Search Implementation¶
Tachi's search implementation uses MongoDB's $text index. This breaks a query into words and compares each of them to the provided text fields.
__textScore¶
For our code, we mutate the documents we want to return with a special field: __textScore
.
This field declares how 'close' the provided query was to the $text fields in this document.

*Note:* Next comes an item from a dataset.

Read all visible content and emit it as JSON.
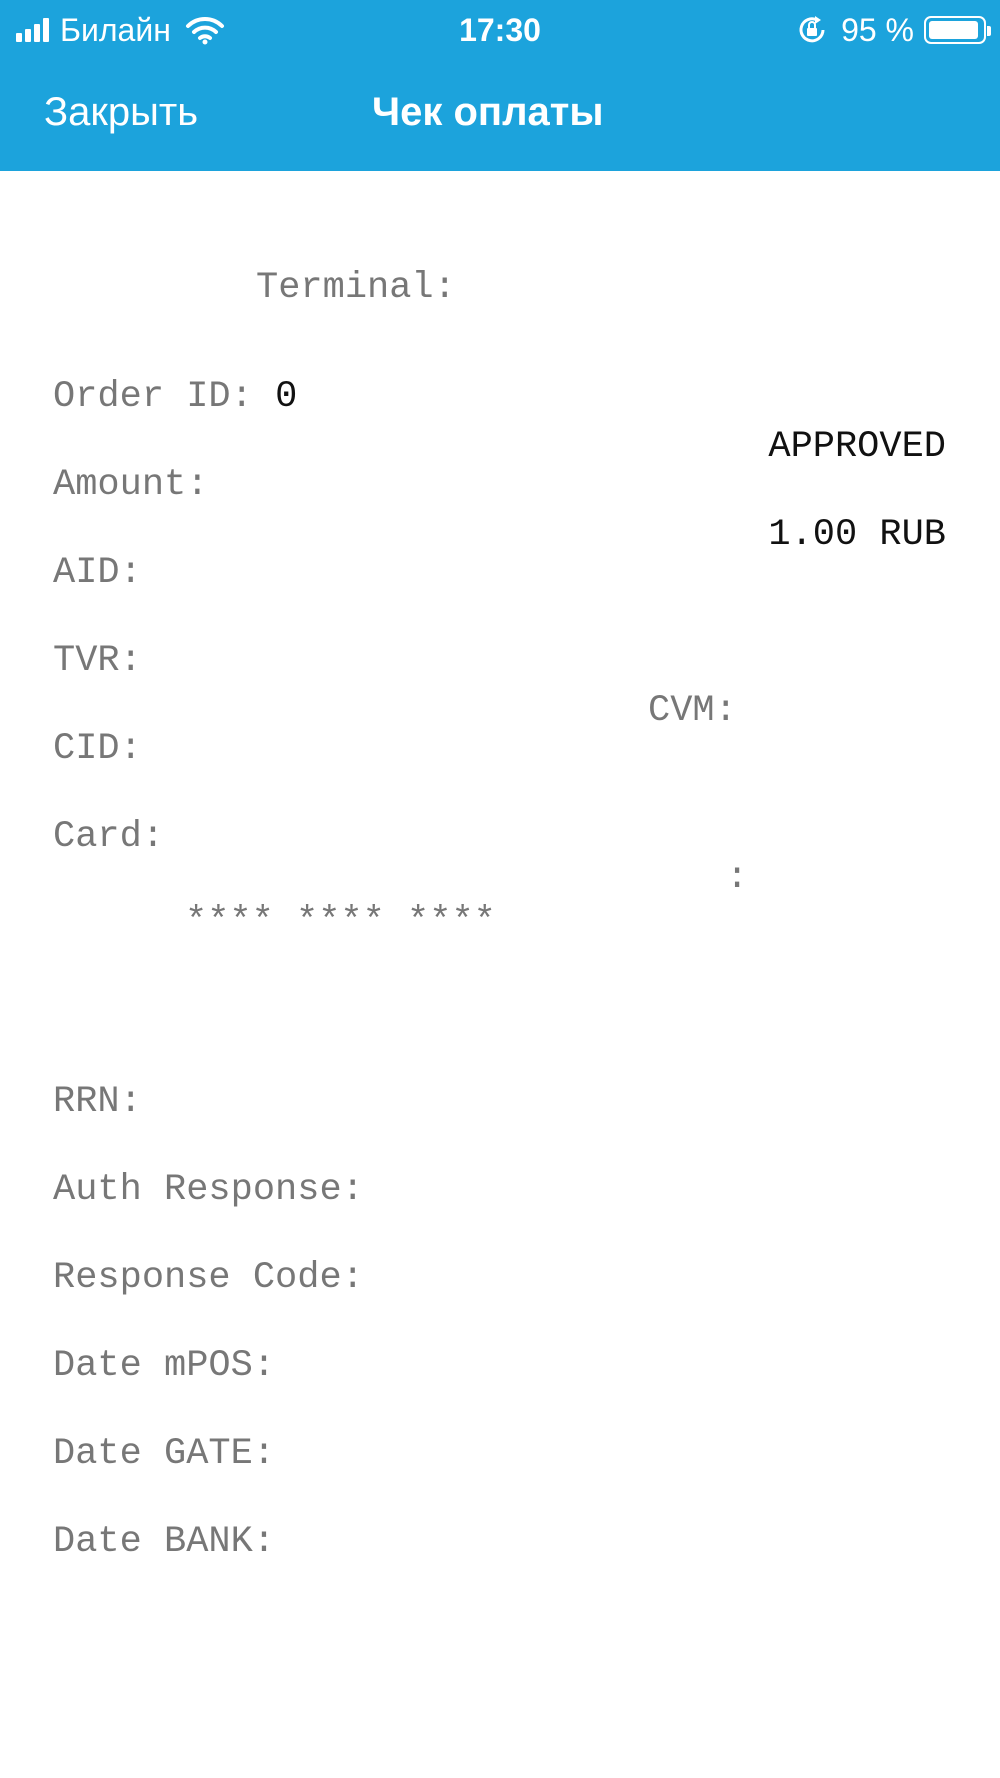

This is sometimes exposed in the API for sorting reasons.
Bug
MongoDB's $text matching algorithm isn't great for fuzzy matches - It doesn't like song titles like 'A', as it thinks 'a' is an article, and doesn't match it properly as a word.
Info
Why not regex for fuzzy matches?
Regex has performance issues on larger datasets and we want to avoid it. Most regexes cannot use indexes, and therefore invoke a COLLSCAN, which we want to avoid.
User Searching¶
Searching users, on the other hand, has to use regex-based searching.
The $text
method attempts to break things up based on their
words, but that doesn't help with usernames, as they are all
too frequently XxX_One_Long_Str1ng_xXx
.
Instead, we use a case insensitive regex - similar to SQL's
LIKE
.
This means we do not have a __textScore
property for this
search to sort on. Instead, we just constrict returns to
around 15, and have the user whittle their search down
better.